ILUSTRACIÓN: MAGGIORINI.

Robo el verso de Dávila Andrade para preguntarle a mi madre qué piensa de mí. Le salí tan extraña. 

Hace poco decidí contarle sobre mi salud mental. Es difícil, muy difícil, salir del armario de la depresión y la bipolaridad con una madre. Ellas sienten que las palabras no son esas, que en lugar de depresión estás diciendo fallaste y en lugar de bipolaridad estás diciendo me enfermaste

Mi madre calla cuando le hablo de la fluoxetina, del escitalopram, del trankimazin, del diazepam, del clonazepam y del lorazepam. Cada uno de esos nombres de fármacos le dicen algo de mí que no quiere oír, que no quiere ni pensar: mi hija está loca. 

Mi hija no es feliz. 

Mi hija es una sombra. 

Mi hija necesita pastillas para vivir. 

¿Dónde está la bebé regordeta y sonriente que enamoraba a todo el mundo con sus mejillas coloradas? ¿Dónde está la niña que se subía a un banquito para verme cocinar? ¿Dónde está la adolescente que me acompañaba al centro a comprar telas y que me ayudaba a elegir las que me quedaban mejor? ¿Dónde está mi hija? ¿Por qué mi hija necesita un psiquiatra?

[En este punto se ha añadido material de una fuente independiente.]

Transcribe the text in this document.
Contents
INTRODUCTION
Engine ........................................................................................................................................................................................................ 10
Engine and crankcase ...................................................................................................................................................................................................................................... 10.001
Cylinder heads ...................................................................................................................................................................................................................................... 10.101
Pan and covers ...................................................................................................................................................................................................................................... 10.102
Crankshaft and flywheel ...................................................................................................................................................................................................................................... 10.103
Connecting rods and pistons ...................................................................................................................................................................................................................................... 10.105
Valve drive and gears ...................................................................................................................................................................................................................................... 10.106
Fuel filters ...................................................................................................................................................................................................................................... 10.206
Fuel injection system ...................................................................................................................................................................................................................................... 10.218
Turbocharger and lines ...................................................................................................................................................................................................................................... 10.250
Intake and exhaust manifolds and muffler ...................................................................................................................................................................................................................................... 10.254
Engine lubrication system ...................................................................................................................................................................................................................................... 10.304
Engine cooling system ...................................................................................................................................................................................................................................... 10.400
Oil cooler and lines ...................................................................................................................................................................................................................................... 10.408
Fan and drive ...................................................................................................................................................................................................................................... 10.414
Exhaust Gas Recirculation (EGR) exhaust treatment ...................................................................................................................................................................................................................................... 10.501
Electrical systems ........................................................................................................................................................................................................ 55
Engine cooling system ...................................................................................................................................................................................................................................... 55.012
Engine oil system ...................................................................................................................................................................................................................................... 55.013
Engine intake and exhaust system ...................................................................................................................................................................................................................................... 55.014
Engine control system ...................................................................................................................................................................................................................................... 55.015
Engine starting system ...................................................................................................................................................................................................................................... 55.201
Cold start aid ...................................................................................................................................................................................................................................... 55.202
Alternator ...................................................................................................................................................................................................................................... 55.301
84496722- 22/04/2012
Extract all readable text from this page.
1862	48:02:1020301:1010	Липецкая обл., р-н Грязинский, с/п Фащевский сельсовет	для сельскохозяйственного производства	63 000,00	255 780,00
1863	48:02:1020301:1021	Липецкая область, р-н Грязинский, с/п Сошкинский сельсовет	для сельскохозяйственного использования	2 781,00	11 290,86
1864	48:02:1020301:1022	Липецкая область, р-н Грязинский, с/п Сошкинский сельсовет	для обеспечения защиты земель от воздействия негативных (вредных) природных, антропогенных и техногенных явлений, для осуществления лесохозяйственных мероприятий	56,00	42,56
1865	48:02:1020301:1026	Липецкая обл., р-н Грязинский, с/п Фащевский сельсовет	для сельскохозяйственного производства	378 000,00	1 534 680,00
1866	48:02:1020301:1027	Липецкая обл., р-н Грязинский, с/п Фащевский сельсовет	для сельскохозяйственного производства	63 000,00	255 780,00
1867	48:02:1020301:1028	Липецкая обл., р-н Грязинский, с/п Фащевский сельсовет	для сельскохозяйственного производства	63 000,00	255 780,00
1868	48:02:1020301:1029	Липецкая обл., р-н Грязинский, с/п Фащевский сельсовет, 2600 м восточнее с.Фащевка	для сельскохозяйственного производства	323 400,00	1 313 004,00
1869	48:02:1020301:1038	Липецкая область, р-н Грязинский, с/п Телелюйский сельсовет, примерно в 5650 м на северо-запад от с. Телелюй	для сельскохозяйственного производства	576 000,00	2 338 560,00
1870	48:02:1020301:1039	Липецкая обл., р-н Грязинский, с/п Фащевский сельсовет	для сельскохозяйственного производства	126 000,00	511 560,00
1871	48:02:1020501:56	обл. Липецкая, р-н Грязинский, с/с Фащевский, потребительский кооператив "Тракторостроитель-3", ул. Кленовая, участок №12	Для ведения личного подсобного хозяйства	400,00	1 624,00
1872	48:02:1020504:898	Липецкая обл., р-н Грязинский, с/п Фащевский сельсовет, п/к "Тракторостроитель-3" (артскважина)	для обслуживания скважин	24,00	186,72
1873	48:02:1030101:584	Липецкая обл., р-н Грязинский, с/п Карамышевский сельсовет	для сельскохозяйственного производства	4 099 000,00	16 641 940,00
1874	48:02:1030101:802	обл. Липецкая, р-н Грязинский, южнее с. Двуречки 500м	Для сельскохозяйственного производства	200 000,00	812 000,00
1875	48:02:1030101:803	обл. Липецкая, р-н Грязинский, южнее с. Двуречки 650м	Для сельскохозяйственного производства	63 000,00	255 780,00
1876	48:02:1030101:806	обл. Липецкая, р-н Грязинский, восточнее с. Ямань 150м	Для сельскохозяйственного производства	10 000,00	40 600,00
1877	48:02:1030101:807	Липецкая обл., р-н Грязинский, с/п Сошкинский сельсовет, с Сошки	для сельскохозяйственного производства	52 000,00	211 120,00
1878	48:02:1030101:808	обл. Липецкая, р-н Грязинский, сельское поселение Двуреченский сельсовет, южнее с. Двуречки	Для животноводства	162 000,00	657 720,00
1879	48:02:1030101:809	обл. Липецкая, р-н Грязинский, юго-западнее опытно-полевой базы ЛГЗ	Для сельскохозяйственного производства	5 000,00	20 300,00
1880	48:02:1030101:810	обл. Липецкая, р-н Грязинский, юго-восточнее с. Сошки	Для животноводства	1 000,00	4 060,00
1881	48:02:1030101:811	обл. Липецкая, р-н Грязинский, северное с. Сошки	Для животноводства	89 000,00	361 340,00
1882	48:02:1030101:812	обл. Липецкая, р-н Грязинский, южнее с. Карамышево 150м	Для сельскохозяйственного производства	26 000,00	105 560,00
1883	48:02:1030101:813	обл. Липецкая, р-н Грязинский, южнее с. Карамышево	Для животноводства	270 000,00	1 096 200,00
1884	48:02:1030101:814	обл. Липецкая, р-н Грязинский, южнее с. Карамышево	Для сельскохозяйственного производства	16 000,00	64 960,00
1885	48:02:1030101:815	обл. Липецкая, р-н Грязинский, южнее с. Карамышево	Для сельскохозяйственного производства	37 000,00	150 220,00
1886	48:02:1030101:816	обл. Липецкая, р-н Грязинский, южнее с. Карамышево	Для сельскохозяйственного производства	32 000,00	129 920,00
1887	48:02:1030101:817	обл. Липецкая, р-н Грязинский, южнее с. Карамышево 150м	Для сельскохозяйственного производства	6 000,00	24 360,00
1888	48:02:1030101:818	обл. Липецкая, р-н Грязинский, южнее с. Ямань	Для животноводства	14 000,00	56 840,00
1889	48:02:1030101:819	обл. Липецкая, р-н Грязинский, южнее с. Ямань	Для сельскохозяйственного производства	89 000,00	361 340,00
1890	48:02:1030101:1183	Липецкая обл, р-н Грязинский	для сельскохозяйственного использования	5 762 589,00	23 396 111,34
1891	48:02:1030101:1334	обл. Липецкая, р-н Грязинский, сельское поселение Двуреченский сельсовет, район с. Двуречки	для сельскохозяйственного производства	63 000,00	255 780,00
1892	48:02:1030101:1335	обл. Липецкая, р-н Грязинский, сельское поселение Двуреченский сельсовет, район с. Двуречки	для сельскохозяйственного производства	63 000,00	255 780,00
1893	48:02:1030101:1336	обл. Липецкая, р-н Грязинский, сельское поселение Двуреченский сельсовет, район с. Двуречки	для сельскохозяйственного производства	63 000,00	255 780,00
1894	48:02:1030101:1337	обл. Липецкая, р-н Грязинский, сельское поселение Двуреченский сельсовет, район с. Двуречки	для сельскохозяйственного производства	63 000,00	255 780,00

Dime sinceramente qué piensas de esta hija. Te salió tan extraña. 

La salud mental siempre ha sido un tabú en la familia. Cuando con ocho o nueve años una pediatra recomendó que me llevaran a un sicólogo infantil, mi papá fue tajante: En mi casa no va a haber locos

Un primo de mi papá murió en lo que se llamaba Lorenzo Ponce y ahora es el Instituto de Neurociencias. Yo no lo conocí, lo ingresaron muy jovencito y tardó muchísimos años en morir. Decían de él que era hermoso como un dios. Que tenía unos ojos de un azul caribe y un pelo rubio que le caía en los ojos, coqueto como el príncipe azul. 

Decían también que la droga lo enloqueció.

El loco, mi tío, el loco. 

Desde chiquita he visto a los adultos a mi alrededor ser violentos, ludópatas, iracundos, oscuros, impacientes, infelices, silenciosos, trabajólicos, adictos al cigarrillo, bebedores, infieles, golpeadores, maliciosos, víctimas, verdugos, insensatos, bulímicos, anoréxicos, con trastornos obsesivo-compulsivos, dañinos, malvados. 

Nunca nadie ha usado la palabra locura o loco. Salvo para el tío, el del Lorenzo Ponce. 

Hasta hace poco yo le ocultaba a mi madre mis problemas mentales. No los entendería, sentiría culpa y miedo, pensaría que soy exagerada, que nada más necesito hacer más ejercicio, comer mejor, salir a pasear, tener un hobby, enamorarme otra vez, verle el lado positivo a la vida. 

Llevar la fiesta en paz, su frase favorita. 

Cuando hablo de mi psiquiatra, de mis pastillas, de mi depresión y de mi bipolaridad, ella calla. No tiene idea del esfuerzo que me significa cada cosa, escribir estas palabras, escribir cada palabra. Ser. 

¿Qué estará pasando por su cabeza cuando digo la palabra clonazepam

Solo recibo silencio. 

A veces tengo ganas de gritarle el verso de Dávila Andrade: 

Dime sinceramente qué piensas de esta hija, ¿qué piensas de esta hija, mamá? Te salió tan extraña, ¿verdad? 

Pero esta hija extraña hace lo que puede. 

Y escribe esto.

Y busca la manera de no hundirse tanto hasta no ser nunca más la misma. 

César Dávila Andrade se suicidó con cuarenta y ocho años: me quedan tres. 

Pero yo escribo. Y tomo clonazepam. Y escribo.